Второй пилот, наблюдая за женщиной, негромко хихикнул.
– Ты что, девочка, совсем с катушек слетела?! – окончательно разозлился командир. – Ты что притащила?! Как это?! В полете!..
– Да легко! – Анна взмахнула рукой и при этом чуть было не упала. – Па-аказываю!
Она распечатал бутылку, набулькала в рюмку, взяла ее…
– Ну… За нас, за вас и… Ик! За спецназ!
Лихо, по-гусарски махнула рюмку. Громко выдохнула, покрутила головой, неожиданно схватила бортмеханика за уши и, уткнувшись лицом в его волосы, шумно втянула носом воздух.
– Ух! Ладно. Я пошла. – С этими словами бортпроводница покинула кабину экипажа.
– Точно дура… – зачарованно глядя вслед удаляющейся женщине, негромко произнес второй пилот.
– Дверь запирай! – рявкнул командир бортмеханику. – И никому не открывай! Вообще!
– Почему? – спросил второй пилот.
– Ты ее тост слышал?! – Командир нервничал.
– Ну ляпнула девка что-то…
– Ляпнула?! Ха! Эти ребята, что там сейчас пьют, – спецназёры. Она от них нахваталась. Понял?
– Нет, – честно ответил второй пилот.
– Тогда объясняю. – Командир тяжело вздохнул. – После второго литра на душу населения они полезут в кабину и будут просить порулить. И очень обижаться, когда им откажут. Поэтому сделаем вид, что нас тут просто нет. Ушли мы. В прекрасное далёко. Навсегда.
Командир был не прав в своих прогнозах. Как-то так получилось, что никто из компании – кроме, конечно, бортпроводницы Анны – не был пьян настолько, чтобы лезть порулить самолетом. Ну выпили… Можно сказать, что много. Не ради самого процесса и не для веселья. Стресс немного снять, расслабиться. Очень уж непростой был денек. Адреналин все еще кипел в крови, поэтому алкоголь не брал. Так, легкий хмель – и не более того.

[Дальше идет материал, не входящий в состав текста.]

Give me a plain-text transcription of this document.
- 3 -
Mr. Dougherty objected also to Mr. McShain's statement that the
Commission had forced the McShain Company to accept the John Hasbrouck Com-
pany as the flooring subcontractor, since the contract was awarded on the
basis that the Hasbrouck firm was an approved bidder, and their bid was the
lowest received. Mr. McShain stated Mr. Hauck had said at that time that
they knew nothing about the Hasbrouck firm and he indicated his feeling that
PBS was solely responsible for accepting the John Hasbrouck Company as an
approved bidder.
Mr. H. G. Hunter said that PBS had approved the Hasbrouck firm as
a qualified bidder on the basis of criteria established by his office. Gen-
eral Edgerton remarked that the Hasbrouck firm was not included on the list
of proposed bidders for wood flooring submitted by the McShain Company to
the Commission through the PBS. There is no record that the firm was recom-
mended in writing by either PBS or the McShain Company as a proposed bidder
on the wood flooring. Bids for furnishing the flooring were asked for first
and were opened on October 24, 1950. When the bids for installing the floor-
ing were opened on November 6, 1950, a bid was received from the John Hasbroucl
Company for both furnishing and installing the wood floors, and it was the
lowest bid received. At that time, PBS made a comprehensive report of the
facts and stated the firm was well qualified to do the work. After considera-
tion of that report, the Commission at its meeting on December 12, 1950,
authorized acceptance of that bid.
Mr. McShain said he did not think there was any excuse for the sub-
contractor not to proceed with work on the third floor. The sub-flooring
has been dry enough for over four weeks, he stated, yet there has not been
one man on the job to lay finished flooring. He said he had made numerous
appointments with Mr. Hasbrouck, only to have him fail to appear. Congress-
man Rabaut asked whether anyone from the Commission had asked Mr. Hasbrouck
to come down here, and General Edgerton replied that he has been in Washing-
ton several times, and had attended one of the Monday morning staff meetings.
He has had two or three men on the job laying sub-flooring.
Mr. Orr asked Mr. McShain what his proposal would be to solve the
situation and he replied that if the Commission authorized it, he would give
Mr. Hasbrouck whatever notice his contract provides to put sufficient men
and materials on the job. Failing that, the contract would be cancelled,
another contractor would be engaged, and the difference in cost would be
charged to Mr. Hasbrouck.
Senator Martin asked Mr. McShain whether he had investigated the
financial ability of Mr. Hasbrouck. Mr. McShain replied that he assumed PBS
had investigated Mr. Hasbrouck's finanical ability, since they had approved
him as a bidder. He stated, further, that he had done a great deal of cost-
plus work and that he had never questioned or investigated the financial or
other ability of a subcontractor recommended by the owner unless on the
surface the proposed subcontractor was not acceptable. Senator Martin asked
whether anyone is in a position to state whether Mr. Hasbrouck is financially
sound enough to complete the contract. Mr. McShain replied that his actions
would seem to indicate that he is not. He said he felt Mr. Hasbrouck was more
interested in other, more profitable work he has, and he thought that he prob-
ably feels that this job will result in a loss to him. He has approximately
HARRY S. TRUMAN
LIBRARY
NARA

Нервное напряжение, в котором пребывали члены группы весь этот очень долгий день, отпустило. Вместо него пришла смертельная, свинцово-тяжелая усталость. Оболенский и Артем сидели на диване в салоне. Лиза прижималась к своему мужчине, такому сильному и надежному. Сейчас она побоялась бы отойти от него и на метр.